Moonlet is already in use. So is "mini-moon" but it means a short (a few days long) honey moon.

DonM435
2018-Jul-19, 04:22 PM
Morb. Mountain-in-orbit.

Roger E. Moore
2018-Jul-20, 02:31 PM
Perhaps we can borrow a system used in a recent paper, "PROBABILISTIC FORECASTING OF THE MASSES AND RADII OF OTHER WORLDS", by Jingjing Chen & David Kipping.

https://arxiv.org/pdf/1603.08614.pdf

In determining the smallest-sized "terrestrial" planet to use in establishing a mass-radius table for exoplanets, they said: "A natural lower bound is an object with sufficient mass to achieve hydrostatic equilibrium leading to a nearly spherical shape and thus a well-defined radius (a planemo), which would encompass dwarf planets." They later developed a boundary between: "...the most massive body which is known to not be in hydrostatic equilibrium (Iapetus; 1.8 x 10^21 kg; Sheppard 2016) and the least massive body confirmed to be in hydrostatic equilibrium (Rhea; 2.3 x 10^21 kg; Sheppard 2016). This leads us to adopt a boundary condition of M > 2 x 10^21 kg for all objects considered in this work."

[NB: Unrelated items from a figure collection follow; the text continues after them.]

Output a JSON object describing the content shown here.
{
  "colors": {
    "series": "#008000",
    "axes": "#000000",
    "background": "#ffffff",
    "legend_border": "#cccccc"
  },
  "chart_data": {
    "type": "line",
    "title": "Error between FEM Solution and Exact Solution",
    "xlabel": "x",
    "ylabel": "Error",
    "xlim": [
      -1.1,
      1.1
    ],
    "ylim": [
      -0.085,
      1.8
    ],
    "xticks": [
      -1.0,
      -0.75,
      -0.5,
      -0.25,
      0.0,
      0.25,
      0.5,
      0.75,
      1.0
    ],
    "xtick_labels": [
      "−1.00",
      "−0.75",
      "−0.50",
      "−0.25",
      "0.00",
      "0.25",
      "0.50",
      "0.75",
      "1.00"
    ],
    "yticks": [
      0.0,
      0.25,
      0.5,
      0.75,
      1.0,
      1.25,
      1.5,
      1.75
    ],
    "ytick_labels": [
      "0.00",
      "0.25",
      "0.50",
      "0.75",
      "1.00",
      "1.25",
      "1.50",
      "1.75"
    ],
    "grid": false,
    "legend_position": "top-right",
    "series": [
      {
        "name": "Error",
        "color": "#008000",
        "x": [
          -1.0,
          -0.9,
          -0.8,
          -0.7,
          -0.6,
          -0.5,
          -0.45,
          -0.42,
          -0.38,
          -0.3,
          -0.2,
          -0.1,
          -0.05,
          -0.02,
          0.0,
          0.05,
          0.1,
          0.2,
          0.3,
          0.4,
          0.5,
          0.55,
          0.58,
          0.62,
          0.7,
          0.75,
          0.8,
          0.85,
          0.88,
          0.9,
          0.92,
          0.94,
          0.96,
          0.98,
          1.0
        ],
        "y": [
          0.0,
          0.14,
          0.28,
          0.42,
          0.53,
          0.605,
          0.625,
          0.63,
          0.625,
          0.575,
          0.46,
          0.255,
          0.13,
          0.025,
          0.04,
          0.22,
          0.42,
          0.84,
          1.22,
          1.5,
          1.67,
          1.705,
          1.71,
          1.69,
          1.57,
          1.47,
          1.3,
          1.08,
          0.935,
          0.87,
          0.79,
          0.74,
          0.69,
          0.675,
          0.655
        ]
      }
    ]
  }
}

Only the four Galilean satellites, then, are truly "moons" of Jupiter. Everything else from Himalia on down is just a Big Rock, like SF writers of old once called them (e.g., Jack Williamson, "rock rats" referring to asteroid miners, c. 1950). Everything less than 1 km across down to 1 meter across is a Rock, and anything smaller is Debris.

We will ignore the term "irregular natural satellite", as it refers to something a little different.